When I was in the hospital last year, something meaningful happened.
I requested to be able to talk to the hospital pastor, and he visited me.
He asked me why I was in the hospital, and listened to what I tried to make a sincere and heartfelt confession, although I’m certain that the explanation I gave sounded more rational than honest.
He asked me something that I still hear to this day, over a year later: “Aaron, are you sure that you’re not struggling with Pride?”
I answered in the affirmative, but at the time I didn’t really know what he meant.
After over a year of reflection, and some of the spiritual experiences I’ve been having recently, I’m beginning to understand.
Frustrated that everything wasn’t just fixed after my two years of sobriety in AA in 2017-2018, after four times doing outpatient support groups at recovery centers, after being in therapy for over 25 years, I was beginning to think that Recovery just wasn’t going to come to me.

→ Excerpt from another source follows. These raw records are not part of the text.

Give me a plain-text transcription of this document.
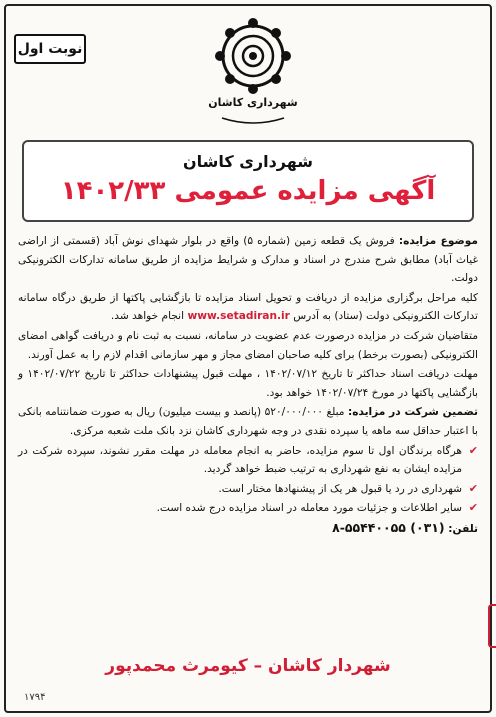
نوبت اول
شهرداری کاشان
شهرداری کاشان
آگهی مزایده عمومی ۱۴۰۲/۳۳

موضوع مزایده: فروش یک قطعه زمین (شماره ۵) واقع در بلوار شهدای نوش آباد (قسمتی از اراضی غیاث آباد) مطابق شرح مندرج در اسناد و مدارک و شرایط مزایده از طریق سامانه تدارکات الکترونیکی دولت.

کلیه مراحل برگزاری مزایده از دریافت و تحویل اسناد مزایده تا بازگشایی پاکتها از طریق درگاه سامانه تدارکات الکترونیکی دولت (ستاد) به آدرس www.setadiran.ir انجام خواهد شد.

متقاضیان شرکت در مزایده درصورت عدم عضویت در سامانه، نسبت به ثبت نام و دریافت گواهی امضای الکترونیکی (بصورت برخط) برای کلیه صاحبان امضای مجاز و مهر سازمانی اقدام لازم را به عمل آورند.

مهلت دریافت اسناد حداکثر تا تاریخ ۱۴۰۲/۰۷/۱۲ ، مهلت قبول پیشنهادات حداکثر تا تاریخ ۱۴۰۲/۰۷/۲۲ و بازگشایی پاکتها در مورخ ۱۴۰۲/۰۷/۲۴ خواهد بود.

تضمین شرکت در مزایده: مبلغ ۵۲۰/۰۰۰/۰۰۰ (پانصد و بیست میلیون) ریال به صورت ضمانتنامه بانکی با اعتبار حداقل سه ماهه یا سپرده نقدی در وجه شهرداری کاشان نزد بانک ملت شعبه مرکزی.

✔
هرگاه برندگان اول تا سوم مزایده، حاضر به انجام معامله در مهلت مقرر نشوند، سپرده شرکت در مزایده ایشان به نفع شهرداری به ترتیب ضبط خواهد گردید.
✔
شهرداری در رد یا قبول هر یک از پیشنهادها مختار است.
✔
سایر اطلاعات و جزئیات مورد معامله در اسناد مزایده درج شده است.

تلفن: ۸-۵۵۴۴۰۰۵۵ (۰۳۱)

شهردار کاشان – کیومرث محمدپور
۱۷۹۴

I couldn’t see that part of what was stopping me was a lack of Humility. That I thought I could “figure it out.” That I thought that because of the fact that I’m frankly a very weird person, somehow I was too unique for any of these methods. That I needed something uniquely suited to my particular circumstance.
A nurse gave me something I could work with. “Aaron the steps are just tools. You are an autonomous man. Just use the tools.”
This mixture of humbling and Grace is beginning to take shape in a real way.
My megalomaniac rants are becoming fewer and fewer. I’m learning slowly to live in service to the greater good, as far as I can being so isolated.
Writing can still be a tool for me — for introspection, for communication.
But most of all for honesty — the thing with which I need to be radical, humbling myself as best I can all the time always.
It’s hard, but I’m beginning to see how it is my point of access to Grace.